All she needed was a talk with the movie's director Pablo Larraín.
"He called me on the phone," Stewart said during a conversation at the Toronto International Film Festival, according to IndieWire. "At first I hadn't read the script yet and he proposed this idea and said he was doing this sort of weird tone poem about Diana, and asked whether or not I would be interested in tackling the subject at all - before he sent the script."
"Kind of without thinking, very irresponsibly, I said 'Yes, absolutely,'" Stewart recalled. "I could have totally fucked it up."
But Larraín has a great track record in profiling famous women in a unique way. He oversaw Natalie Portman's transformation into Jackie Kennedy for the 2016 movie "Jackie." Centered on the former first lady in the days following the assassination of her husband, John F. Kennedy, the performance led to Portman earning a best actress Oscar nomination.
Spencer also revealed that she didn't feel much pressure playing the role that will certainly be analyzed by many all over the world.
"I knew there was no way to play this part perfectly and therefore it was easier," she said. "Or at least easier to not be so intimidated and so daunted."

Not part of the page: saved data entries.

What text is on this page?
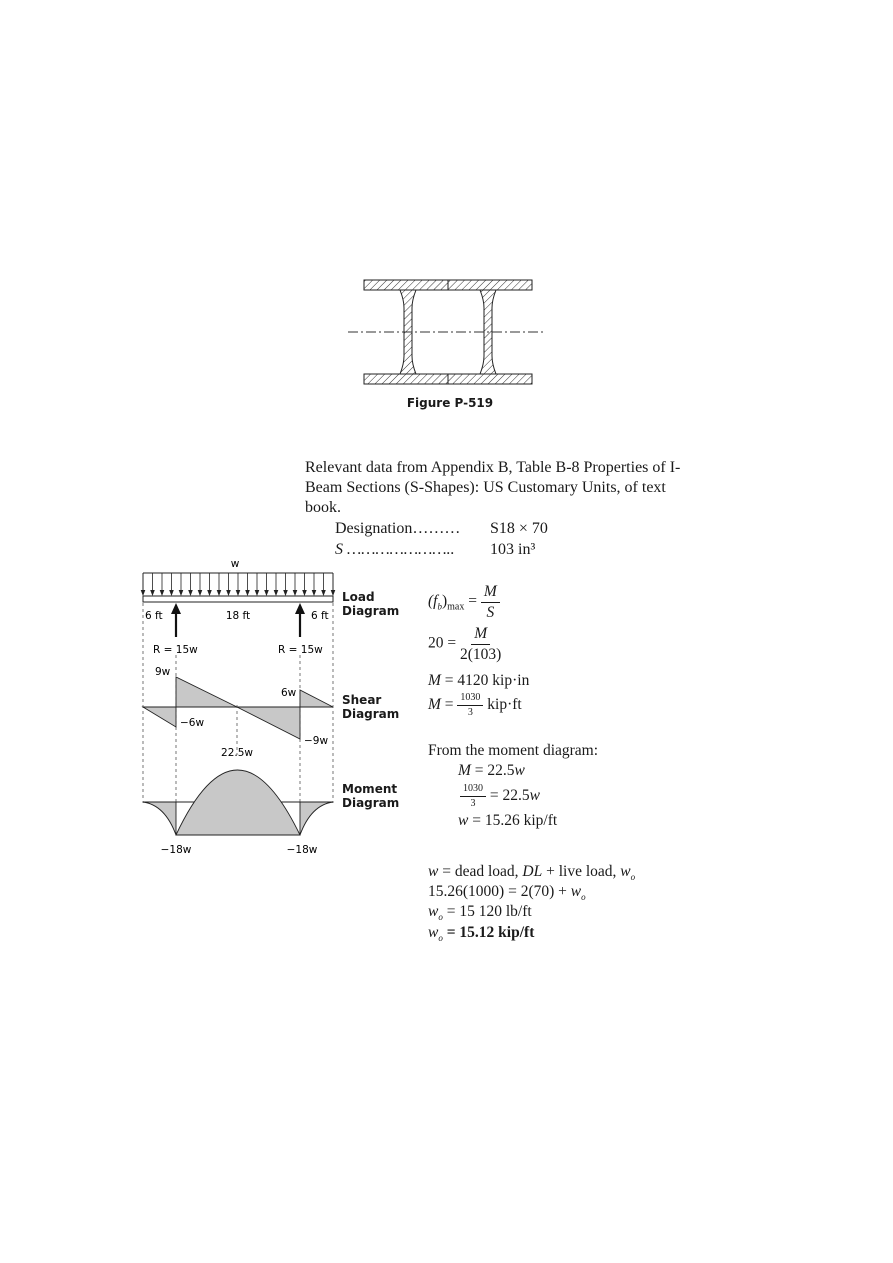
Figure P-519
Relevant data from Appendix B, Table B-8 Properties of I-Beam Sections (S-Shapes): US Customary Units, of text book.
Designation……… S18 × 70
S ………………….. 103 in³
w
6 ft	18 ft	6 ft
R = 15w	R = 15w
9w
−6w
6w
−9w
22.5w
−18w	−18w
Load
Diagram
Shear
Diagram
Moment
Diagram
$(f_b)_{max} = \frac{M}{S}$
$20 = \frac{M}{2(103)}$
M = 4120 kip·in
$M = \frac{1030}{3} kip\cdot ft$
From the moment diagram:
M = 22.5w
$\frac{1030}{3} = 22.5w$
w = 15.26 kip/ft
w = dead load, DL + live load, $w_o$
$15.26(1000) = 2(70) + w_o$
$w_o = 15$ 120 lb/ft
$w_o = 15.12$ kip/ft
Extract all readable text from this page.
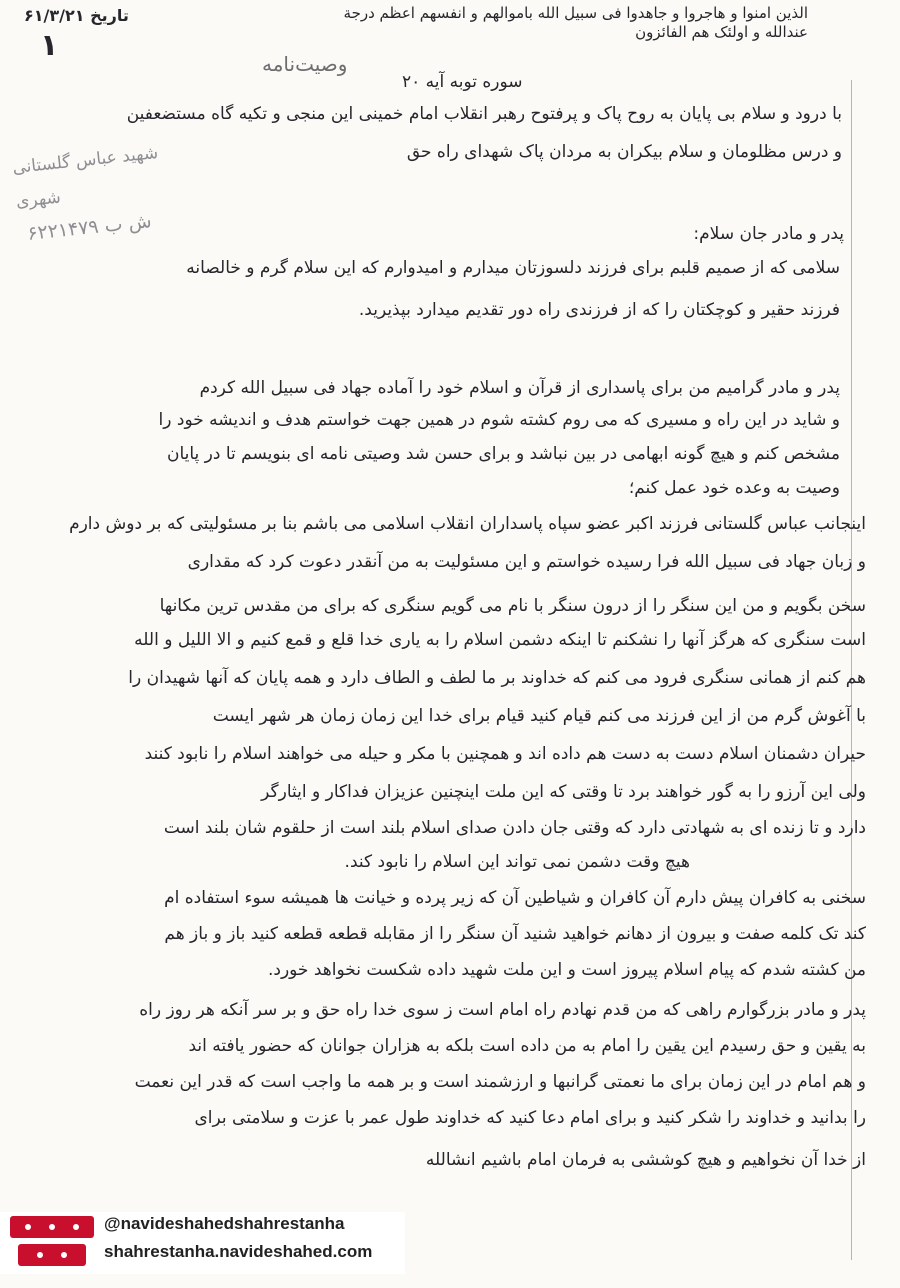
الذین امنوا و هاجروا و جاهدوا فی سبیل الله باموالهم و انفسهم اعظم درجة
عندالله و اولئک هم الفائزون
تاریخ ۶۱/۳/۲۱
۱
وصیت‌نامه
سوره توبه آیه ۲۰
شهید عباس گلستانی
شهری
ش ب ۶۲۲۱۴۷۹
با درود و سلام بی پایان به روح پاک و پرفتوح رهبر انقلاب امام خمینی این منجی و تکیه گاه مستضعفین
و درس مظلومان و سلام بیکران به مردان پاک شهدای راه حق
پدر و مادر جان سلام:
سلامی که از صمیم قلبم برای فرزند دلسوزتان میدارم و امیدوارم که این سلام گرم و خالصانه
فرزند حقیر و کوچکتان را که از فرزندی راه دور تقدیم میدارد بپذیرید.
پدر و مادر گرامیم من برای پاسداری از قرآن و اسلام خود را آماده جهاد فی سبیل الله کردم
و شاید در این راه و مسیری که می روم کشته شوم در همین جهت خواستم هدف و اندیشه خود را
مشخص کنم و هیچ گونه ابهامی در بین نباشد و برای حسن شد وصیتی نامه ای بنویسم تا در پایان
وصیت به وعده خود عمل کنم؛
اینجانب عباس گلستانی فرزند اکبر عضو سپاه پاسداران انقلاب اسلامی می باشم بنا بر مسئولیتی که بر دوش دارم
و زبان جهاد فی سبیل الله فرا رسیده خواستم و این مسئولیت به من آنقدر دعوت کرد که مقداری
سخن بگویم و من این سنگر را از درون سنگر با نام می گویم سنگری که برای من مقدس ترین مکانها
است سنگری که هرگز آنها را نشکنم تا اینکه دشمن اسلام را به یاری خدا قلع و قمع کنیم و الا اللیل و الله
هم کنم از همانی سنگری فرود می کنم که خداوند بر ما لطف و الطاف دارد و همه پایان که آنها شهیدان را
با آغوش گرم من از این فرزند می کنم قیام کنید قیام برای خدا این زمان زمان هر شهر ایست
حیران دشمنان اسلام دست به دست هم داده اند و همچنین با مکر و حیله می خواهند اسلام را نابود کنند
ولی این آرزو را به گور خواهند برد تا وقتی که این ملت اینچنین عزیزان فداکار و ایثارگر
دارد و تا زنده ای به شهادتی دارد که وقتی جان دادن صدای اسلام بلند است از حلقوم شان بلند است
هیچ وقت دشمن نمی تواند این اسلام را نابود کند.
سخنی به کافران پیش دارم آن کافران و شیاطین آن که زیر پرده و خیانت ها همیشه سوء استفاده ام
کند تک کلمه صفت و بیرون از دهانم خواهید شنید آن سنگر را از مقابله قطعه قطعه کنید باز و باز هم
من کشته شدم که پیام اسلام پیروز است و این ملت شهید داده شکست نخواهد خورد.
پدر و مادر بزرگوارم راهی که من قدم نهادم راه امام است ز سوی خدا راه حق و بر سر آنکه هر روز راه
به یقین و حق رسیدم این یقین را امام به من داده است بلکه به هزاران جوانان که حضور یافته اند
و هم امام در این زمان برای ما نعمتی گرانبها و ارزشمند است و بر همه ما واجب است که قدر این نعمت
را بدانید و خداوند را شکر کنید و برای امام دعا کنید که خداوند طول عمر با عزت و سلامتی برای
از خدا آن نخواهیم و هیچ کوششی به فرمان امام باشیم انشالله
@navideshahedshahrestanha
shahrestanha.navideshahed.com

"I could only be my version of that and kind of hope that if I learned everything about her, and absorbed her, and kind of meld, and be both me and her in some sort of weird way, it was going to be the best version," she added.
"I think that her strength and her power and her feral, unstoppable force of nature really, really comes out when she was with her kids," Stewart said. "She wasn't very good at protecting herself, but she was really good at protecting them."
Advertisement
"If you don't get that right, you don't get her right," she added.